Tu m'as manqué maman...je humais l'odeur de fleur d'oranger qui émanait d'elle.

Elle attendait éperdument mon père, elle l'avait complètement oublié, mon père était mort dans un accident...un tragique accident.

Maman, je vais nous préparer à manger d'accord ?

Elle souriait de toutes ses dents.

Tu veux des raviolis ?

Oui, oui !

Je me dirigeais en cuisine et préparais le dejeuner dans un silence religeux, je pensais déjà aux prochains endroits où je pourrais potentiellement travailler ou postuler.
Je sursautais à l'entente de la sonnerie de mon téléphone, Alice, une amie du lycée avec qui j'avais gardé contact m'appelait.
Je me dépêchais de décrocher toutes en versant les pâtes dans des assiettes creuses.

Allô, allô Eva t'es là ?

Oui, dis-moi Alice ? Ça va ?

Oui ça va, je viens juste de voir les infos, c'est vrai ce qu'ils disent sur ton lieu de travail ?

Oui, Alice , j'ai été virée, ils doutent de moi alors que je n'ai même pas travaillé le weekend dernier, je ne comprends pas...

Comment ça ? Ces débiles t'accusent à tord ! Tu n'es pas quelqu'un comme ça Eva je te connais !

Laisse tomber, je suis vraiment déprimée.
Je soupirais et préparais une salade César.

On va changer tes idées ma belle, t'inquiète pas, ce soir on se rejoint au Pub à côté de Buckingham tous ensemble d'accord ?

Alice, j'ai pas env.....

Elle me coupait dans mon élan. 

Tu ne peux pas refuser Eva ! En plus ça te changera les idées je viendrais te chercher d'accord ?

D'accord..

À ce soir !

Je raccrochais et appelais ma mère pour qu'elle vienne manger avec moi, le repas se passait en toute tranquillité.
Je savais la raison pour laquelle je travaillais, c'était principalement pour ma mère, pour la voir me sourire comme ça.

Quelques heures passèrent et je m'étais enfin décidée sur les vêtements que j'allais porter ce soir, un pantalon noir skinny, une chemise blanche et une veste en cuir avec des chaussures à talon noir...Je ne pouvais pas me permettre d'acheter des robes de soirées surtout si c'était pour les mettre 2 fois dans l'année.

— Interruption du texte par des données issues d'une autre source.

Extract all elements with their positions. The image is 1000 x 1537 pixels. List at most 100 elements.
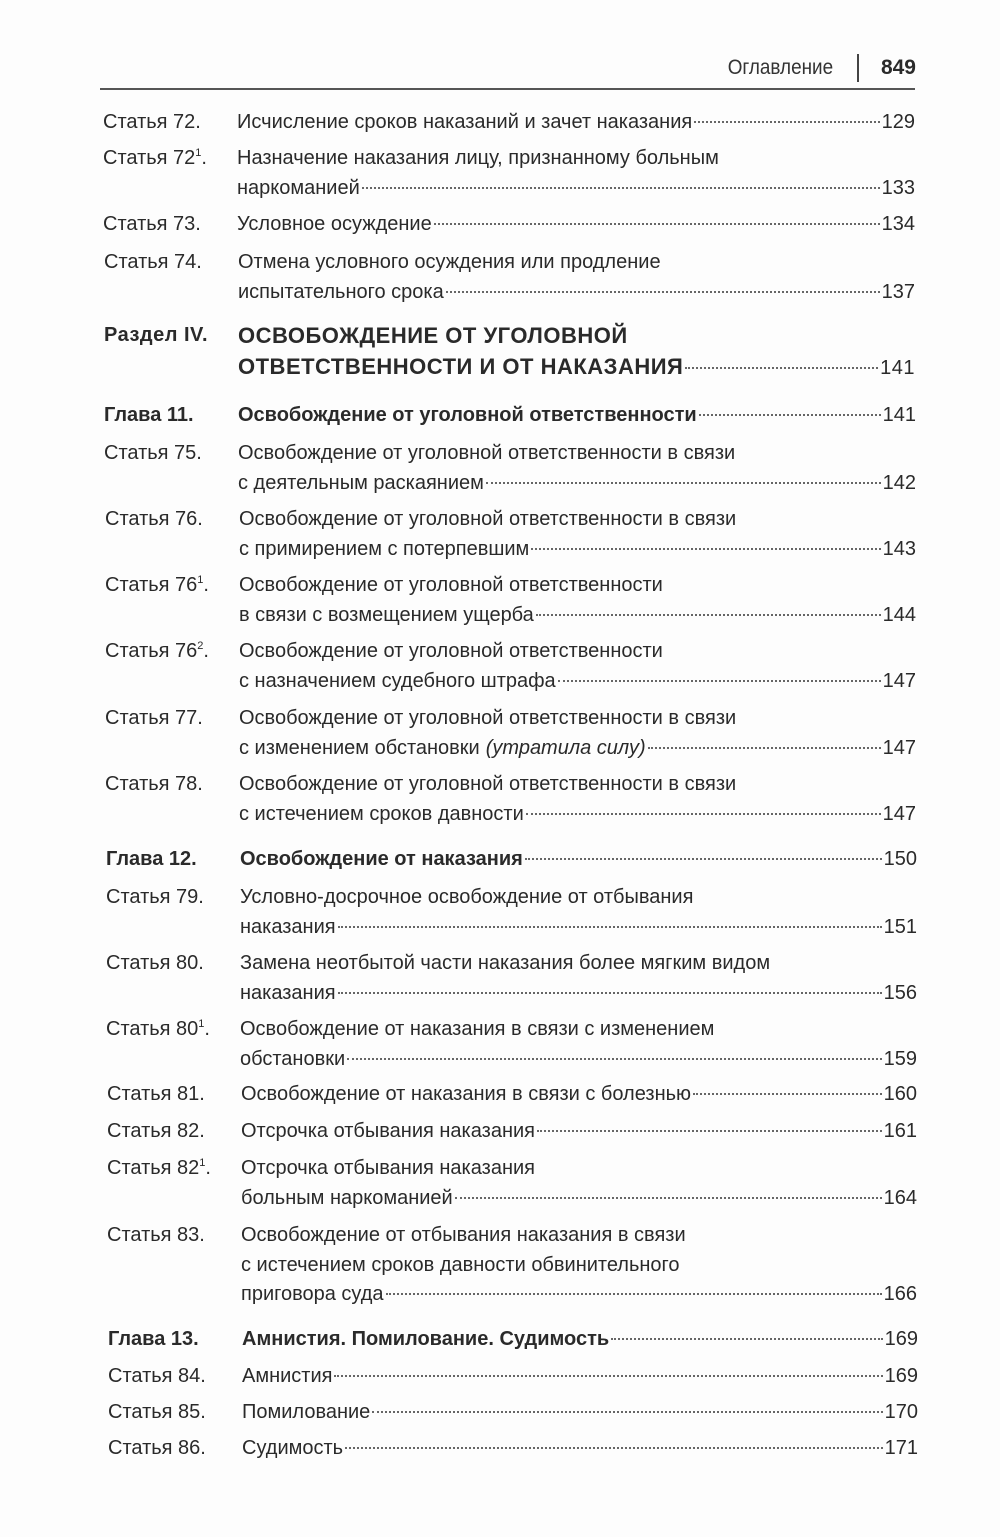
entry-label: Статья 85.	[108, 1401, 206, 1423]
entry-label-text: Раздел IV	[104, 324, 203, 346]
running-header: Оглавление 849	[716, 52, 916, 84]
entry-label-superscript: 1	[198, 1018, 205, 1030]
entry-label-superscript: 1	[197, 574, 204, 586]
entry-page-number: 142	[882, 471, 916, 494]
dot-leader	[372, 1411, 883, 1413]
entry-page-number: 159	[883, 1047, 917, 1070]
entry-label-text: Статья 75	[104, 442, 197, 464]
toc-entry-article: Статья 74. Отмена условного осуждения или…	[104, 248, 915, 307]
dot-leader	[337, 925, 882, 928]
entry-label-superscript: 2	[197, 640, 204, 652]
dot-leader	[385, 1293, 882, 1295]
entry-title: Отсрочка отбывания наказания 161	[241, 1117, 917, 1147]
toc-entry-article: Статья 84. Амнистия 169	[108, 1362, 918, 1392]
toc-entry-article: Статья 77. Освобождение от уголовной отве…	[105, 704, 916, 763]
entry-label-text: Статья 84	[108, 1365, 201, 1387]
entry-title: Освобождение от наказания в связи с изме…	[240, 1015, 917, 1074]
entry-label-text: Статья 80	[106, 1018, 199, 1040]
dot-leader	[361, 186, 880, 189]
entry-title-line: Условно-досрочное освобождение от отбыва…	[240, 886, 694, 908]
toc-entry-article: Статья 721. Назначение наказания лицу, пр…	[103, 144, 915, 203]
entry-page-number: 129	[881, 111, 915, 133]
entry-note: (утратила силу)	[485, 736, 646, 759]
toc-entry-article: Статья 801. Освобождение от наказания в с…	[106, 1015, 917, 1074]
toc-entry-section: Раздел IV. ОСВОБОЖДЕНИЕ ОТ УГОЛОВНОЙ ОТВЕТ…	[104, 320, 915, 384]
toc-entry-article: Статья 86. Судимость 171	[108, 1434, 918, 1464]
entry-title-line: наркоманией	[237, 176, 360, 199]
entry-label-text: Глава 11	[104, 404, 189, 426]
entry-title-line: с примирением с потерпевшим	[239, 537, 530, 560]
header-separator	[856, 54, 859, 82]
entry-label-superscript: 1	[195, 147, 202, 159]
entry-label-text: Статья 76	[105, 640, 198, 662]
toc-entry-article: Статья 761. Освобождение от уголовной отв…	[105, 571, 916, 630]
dot-leader	[345, 1447, 883, 1449]
entry-page-number: 160	[883, 1083, 917, 1105]
entry-title: Условно-досрочное освобождение от отбыва…	[240, 883, 917, 942]
entry-page-number: 164	[883, 1186, 917, 1209]
toc-entry-article: Статья 81. Освобождение от наказания в св…	[107, 1080, 917, 1110]
entry-label: Статья 762.	[105, 640, 209, 662]
entry-title-line: Замена неотбытой части наказания более м…	[240, 952, 771, 974]
entry-page-number: 161	[883, 1120, 917, 1142]
entry-label: Глава 13.	[108, 1328, 199, 1350]
entry-label-text: Статья 78	[105, 773, 198, 795]
entry-title: Освобождение от наказания 150	[240, 845, 917, 875]
entry-label-text: Глава 13	[108, 1328, 194, 1350]
entry-title: Исчисление сроков наказаний и зачет нака…	[237, 108, 915, 138]
entry-title: Отмена условного осуждения или продление…	[238, 248, 915, 307]
entry-title-line: с назначением судебного штрафа	[239, 669, 556, 692]
entry-label: Статья 77.	[105, 707, 203, 729]
entry-title-line: Отмена условного осуждения или продление	[238, 251, 661, 273]
entry-title: Условное осуждение 134	[237, 210, 915, 240]
entry-title: Отсрочка отбывания наказания больным нарк…	[241, 1154, 917, 1213]
entry-page-number: 166	[883, 1283, 917, 1305]
dot-leader	[334, 1375, 883, 1377]
entry-page-number: 134	[881, 213, 915, 235]
entry-title-line: ОТВЕТСТВЕННОСТИ И ОТ НАКАЗАНИЯ	[238, 354, 684, 379]
entry-page-number: 133	[881, 176, 915, 199]
dot-leader	[445, 290, 880, 293]
toc-entry-chapter: Глава 13. Амнистия. Помилование. Судимост…	[108, 1325, 918, 1355]
entry-title-line: Отсрочка отбывания наказания	[241, 1157, 535, 1179]
toc-entry-article: Статья 821. Отсрочка отбывания наказания б…	[107, 1154, 917, 1213]
entry-title-line: Амнистия	[242, 1365, 333, 1387]
entry-page-number: 143	[882, 537, 916, 560]
dot-leader	[337, 991, 882, 994]
entry-title: Освобождение от отбывания наказания в св…	[241, 1221, 917, 1310]
entry-page-number: 170	[884, 1401, 918, 1423]
entry-title-line: ОСВОБОЖДЕНИЕ ОТ УГОЛОВНОЙ	[238, 323, 628, 348]
entry-label: Статья 721.	[103, 147, 207, 169]
entry-title: Освобождение от уголовной ответственност…	[239, 571, 916, 630]
dot-leader	[557, 679, 881, 682]
toc-entry-article: Статья 79. Условно-досрочное освобождение…	[106, 883, 917, 942]
entry-title-line: Освобождение от наказания в связи с изме…	[240, 1018, 715, 1040]
dot-leader	[685, 367, 879, 369]
entry-title: Освобождение от уголовной ответственност…	[239, 505, 916, 564]
entry-page-number: 169	[884, 1328, 918, 1350]
toc-entry-article: Статья 73. Условное осуждение 134	[103, 210, 915, 240]
entry-label-text: Статья 82	[107, 1120, 200, 1142]
dot-leader	[433, 223, 880, 225]
dot-leader	[694, 121, 880, 123]
entry-label: Статья 761.	[105, 574, 209, 596]
entry-page-number: 150	[883, 848, 917, 870]
entry-title-line: Отсрочка отбывания наказания	[241, 1120, 535, 1142]
entry-title-line: наказания	[240, 915, 336, 938]
entry-title-line: в связи с возмещением ущерба	[239, 603, 534, 626]
entry-title-line: Освобождение от наказания в связи с боле…	[241, 1083, 692, 1105]
entry-label-text: Статья 72	[103, 147, 196, 169]
header-rule	[100, 88, 915, 90]
entry-title-line: Амнистия. Помилование. Судимость	[242, 1328, 610, 1350]
entry-label-text: Глава 12	[106, 848, 192, 870]
entry-label-text: Статья 82	[107, 1157, 200, 1179]
entry-title-line: Помилование	[242, 1401, 371, 1423]
entry-page-number: 141	[880, 357, 915, 379]
entry-page-number: 144	[882, 603, 916, 626]
running-header-title: Оглавление	[727, 56, 833, 79]
entry-page-number: 141	[882, 404, 916, 426]
entry-page-number: 147	[882, 802, 916, 825]
entry-title-line: Освобождение от уголовной ответственност…	[239, 773, 737, 795]
toc-entry-article: Статья 762. Освобождение от уголовной отв…	[105, 637, 916, 696]
entry-label: Статья 76.	[105, 508, 203, 530]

J'entendais des klaxons et faisais coucou à Alice de la fenêtre, attrapais au passage mon sac et m'apprêtais à partir lorsque ma mère me prenait la main.

J'ai l'impression qu'aujourd'hui, tu vas rencontrer quelqu'un de spécial.

Merci maman, mais je ne crois pas, j'ai prévenu Denise, elle va venir pour te tenir compagnie, elle sera là dans 5 minutes d'accord ?

Elle me souriait sans me répondre.
Je refermais la porte à clé et descendais rejoindre mon amie.

Salut ma belle ! Cela fait qu'une semaine qu'on ne s'est pas vu mais tu m'as manqué, me lança Alice en me faisant la bise.

Je riais à ses paroles.

Je sais, je sais, je suis ta drogue.

Tout à fait !

On s'installait dans sa voiture et on se dirigeait vers le Pub.
À l'entrée tous nos amis nous attendaient et on s'imiscait dans le pub tous en même temps, dans une atmosphère relaxante grâce à nos rires.
J'avais oublié un moment mes soucis et me concentrais sur la discussion.
On commandait quelques nourritures pour grignoter et des boissons à côté.
Le temps passait et je me sentais de plus en plus partir.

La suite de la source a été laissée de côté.